EMPLOYEE MATTERS AGREEMENT
This EMPLOYEE MATTERS AGREEMENT (this “Agreement”), dated as of November 30, 2023, is entered into by and between Worthington Industries, Inc., an Ohio corporation (“New Worthington”), and Worthington Steel, Inc., an Ohio corporation and wholly owned subsidiary of New Worthington (“Worthington Steel”). “Party” or “Parties” means New Worthington or Worthington Steel, individually or collectively, as the case may be.
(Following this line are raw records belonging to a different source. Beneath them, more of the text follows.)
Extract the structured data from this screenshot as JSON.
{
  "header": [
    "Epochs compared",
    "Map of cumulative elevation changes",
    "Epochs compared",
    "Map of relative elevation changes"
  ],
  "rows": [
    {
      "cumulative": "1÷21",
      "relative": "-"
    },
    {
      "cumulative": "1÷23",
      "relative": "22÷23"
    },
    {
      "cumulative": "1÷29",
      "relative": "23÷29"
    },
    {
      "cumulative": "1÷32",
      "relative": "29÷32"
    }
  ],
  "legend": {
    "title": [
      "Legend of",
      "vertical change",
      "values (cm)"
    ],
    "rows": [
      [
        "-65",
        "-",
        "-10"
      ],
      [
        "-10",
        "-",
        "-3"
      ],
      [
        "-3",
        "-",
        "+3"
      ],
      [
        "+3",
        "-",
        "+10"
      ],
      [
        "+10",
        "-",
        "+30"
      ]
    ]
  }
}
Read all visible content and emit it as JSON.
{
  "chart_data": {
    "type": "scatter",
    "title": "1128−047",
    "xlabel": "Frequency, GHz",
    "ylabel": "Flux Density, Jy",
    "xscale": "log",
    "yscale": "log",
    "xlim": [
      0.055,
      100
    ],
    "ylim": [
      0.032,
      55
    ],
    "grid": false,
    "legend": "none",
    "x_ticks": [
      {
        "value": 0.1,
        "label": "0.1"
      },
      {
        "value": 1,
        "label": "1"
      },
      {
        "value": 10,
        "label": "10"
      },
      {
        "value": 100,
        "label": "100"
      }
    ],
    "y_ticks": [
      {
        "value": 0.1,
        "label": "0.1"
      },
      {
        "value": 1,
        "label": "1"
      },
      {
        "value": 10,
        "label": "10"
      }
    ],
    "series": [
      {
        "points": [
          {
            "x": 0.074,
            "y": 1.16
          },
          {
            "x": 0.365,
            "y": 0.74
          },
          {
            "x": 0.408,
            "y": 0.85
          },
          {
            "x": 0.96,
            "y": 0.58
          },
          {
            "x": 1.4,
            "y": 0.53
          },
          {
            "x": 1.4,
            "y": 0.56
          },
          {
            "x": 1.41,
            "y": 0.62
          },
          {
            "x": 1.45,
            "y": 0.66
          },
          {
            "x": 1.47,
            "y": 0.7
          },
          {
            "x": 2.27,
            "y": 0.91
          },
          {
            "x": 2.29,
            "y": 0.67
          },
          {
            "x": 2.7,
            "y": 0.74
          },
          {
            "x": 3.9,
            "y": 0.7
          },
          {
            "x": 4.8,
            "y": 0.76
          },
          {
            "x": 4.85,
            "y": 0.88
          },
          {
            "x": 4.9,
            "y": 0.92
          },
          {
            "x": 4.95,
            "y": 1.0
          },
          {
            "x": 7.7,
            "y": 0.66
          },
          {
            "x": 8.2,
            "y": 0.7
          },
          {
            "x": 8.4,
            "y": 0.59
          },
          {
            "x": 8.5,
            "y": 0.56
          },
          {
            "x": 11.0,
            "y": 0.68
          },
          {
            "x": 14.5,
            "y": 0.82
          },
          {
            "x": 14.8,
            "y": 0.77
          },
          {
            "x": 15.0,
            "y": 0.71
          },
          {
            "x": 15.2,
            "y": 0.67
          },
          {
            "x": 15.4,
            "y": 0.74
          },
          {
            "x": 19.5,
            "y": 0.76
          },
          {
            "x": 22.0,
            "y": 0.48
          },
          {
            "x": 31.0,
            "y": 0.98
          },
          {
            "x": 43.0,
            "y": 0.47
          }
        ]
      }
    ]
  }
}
Capitalized terms used in this Agreement shall have the meanings set forth in Section 1.1.
RECITALS
WHEREAS, New Worthington, acting together with its Subsidiaries, currently conducts the New Worthington Business and the Worthington Steel Business;
WHEREAS, New Worthington and Worthington Steel have entered into that certain Separation and Distribution Agreement dated as of November 30, 2023 (as amended, restated, amended and restated and otherwise modified from time to time, the “Separation Agreement”) pursuant to which Worthington Steel will separate from the rest of New Worthington and be established as a separate, publicly traded company to operate the Worthington Steel Business;
WHEREAS, the Separation Agreement sets forth the terms and conditions applicable to the Distribution;
WHEREAS, pursuant to the Separation Agreement, New Worthington and Worthington Steel have agreed to enter into this Agreement for the purpose of allocating Assets, Liabilities and responsibilities with respect to certain employee matters and employee compensation and benefit plans and programs between them and to address certain other employment-related matters.
NOW, THEREFORE, in consideration of the foregoing and the mutual agreements, provisions and covenants and agreements contained in this Agreement and in the Separation Agreement, the Parties hereby agree as follows:
ARTICLE I.
DEFINITIONS AND INTERPRETATION
1.1 General. As used in this Agreement, the following terms shall have the following meanings:
“Accrued Incentive Amount” shall mean the aggregate amount accrued by New Worthington in respect of Worthington Steel Employees under any New Worthington cash incentive compensation and sales commission plans and programs (including, without limitation, the New Worthington AIP) applicable to such Worthington Steel Employees and unpaid as of the date on which the employment or services of such Worthington Steel Employees are transferred to the Worthington Steel Group.
“Affiliate” shall have the meaning ascribed to it in the Separation Agreement.
“Agreement” shall have the meaning set forth in the Preamble.